CHICAGO -- Chris Sale will not be the American League's starting pitcher for this Tuesday night's All-Star Game in Kansas City.
That sentiment was expressed by White Sox manager Robin Ventura and the 23-year-old southpaw prior to Saturday afternoon's contest against the Blue Jays. Sale certainly has the credentials to be considered the AL starter, with a 10-2 record, 2.19 ERA, 0.95 WHIP and a .198 average against.
But the White Sox have made it clear to AL All-Star manager Ron Washington and his staff that they don't want Sale working more than one inning in the Midsummer Classic, as they try to give Sale an extended break after his final first-half start Tuesday in order to manage his innings total.
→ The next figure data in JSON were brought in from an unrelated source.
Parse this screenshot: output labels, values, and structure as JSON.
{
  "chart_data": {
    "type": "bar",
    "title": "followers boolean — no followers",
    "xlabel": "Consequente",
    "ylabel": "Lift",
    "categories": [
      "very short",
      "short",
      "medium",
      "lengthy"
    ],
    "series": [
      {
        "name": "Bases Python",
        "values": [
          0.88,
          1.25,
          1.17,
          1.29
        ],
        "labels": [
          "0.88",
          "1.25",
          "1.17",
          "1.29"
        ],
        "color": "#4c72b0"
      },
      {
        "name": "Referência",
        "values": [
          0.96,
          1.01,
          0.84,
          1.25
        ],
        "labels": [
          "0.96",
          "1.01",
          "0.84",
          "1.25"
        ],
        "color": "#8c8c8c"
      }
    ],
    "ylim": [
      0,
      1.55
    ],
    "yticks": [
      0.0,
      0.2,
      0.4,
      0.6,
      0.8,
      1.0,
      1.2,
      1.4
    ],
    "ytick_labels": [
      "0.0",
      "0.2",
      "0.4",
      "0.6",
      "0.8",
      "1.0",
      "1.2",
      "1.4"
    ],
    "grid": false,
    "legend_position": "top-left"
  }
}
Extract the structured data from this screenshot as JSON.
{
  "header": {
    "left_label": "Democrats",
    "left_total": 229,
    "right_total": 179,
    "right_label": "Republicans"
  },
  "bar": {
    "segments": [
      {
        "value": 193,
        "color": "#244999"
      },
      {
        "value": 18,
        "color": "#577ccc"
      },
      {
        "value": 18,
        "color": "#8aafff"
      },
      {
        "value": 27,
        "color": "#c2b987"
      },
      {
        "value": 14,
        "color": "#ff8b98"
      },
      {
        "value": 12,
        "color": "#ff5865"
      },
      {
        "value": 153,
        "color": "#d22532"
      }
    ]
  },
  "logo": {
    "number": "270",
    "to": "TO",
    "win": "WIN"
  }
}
A starting pitcher often times is asked to work two innings, as Roy Halladay did for the National League in the 2011 All-Star Game, for example.
"Yeah, he won't be starting that game -- unless he goes one, which is unlikely," said Ventura of Sale during his news conference Saturday morning. "It's an inning. It's going to be an inning. It won't be more. He knows it, everybody knows it."
Jered Weaver earned the AL start in 2011 and only worked the opening inning. So, that possibility still exists for Sale.
Then again, Sale and Ventura spoke Saturday with the certainty that he wasn't getting the starting nod. The first-year starter has been a revelation for the White Sox, but he certainly was not the lone AL pitcher qualified for this honor. Justin Verlander, Matt Harrison, David Price and possibly Weaver again figure to be in the mix.
When asked for his reaction to not being able to start, Sale responded with "darn," and then flashed a broad smile. The first-year All-Star simply is excited to be going, wherever he ends up pitching in the game.
"I mean, it would be something that would be great. But at the same time, I'm not going to sit here and complain about still being a part of the All-Star Game but not starting it," said Sale, who will be joined by White Sox teammates Paul Konerko and Adam Dunn on the AL squad. "It's still an honor to be there.
"Starting is something that crossed my mind and I thought about a little bit. But at the end of the day, it's just about being a part of the whole process, and just having the opportunity to pitch in an All-Star Game is enough for me to be honest with you.
"Like I said before, it doesn't matter if it's at the beginning, the end or somewhere in between. I'm just excited to be there."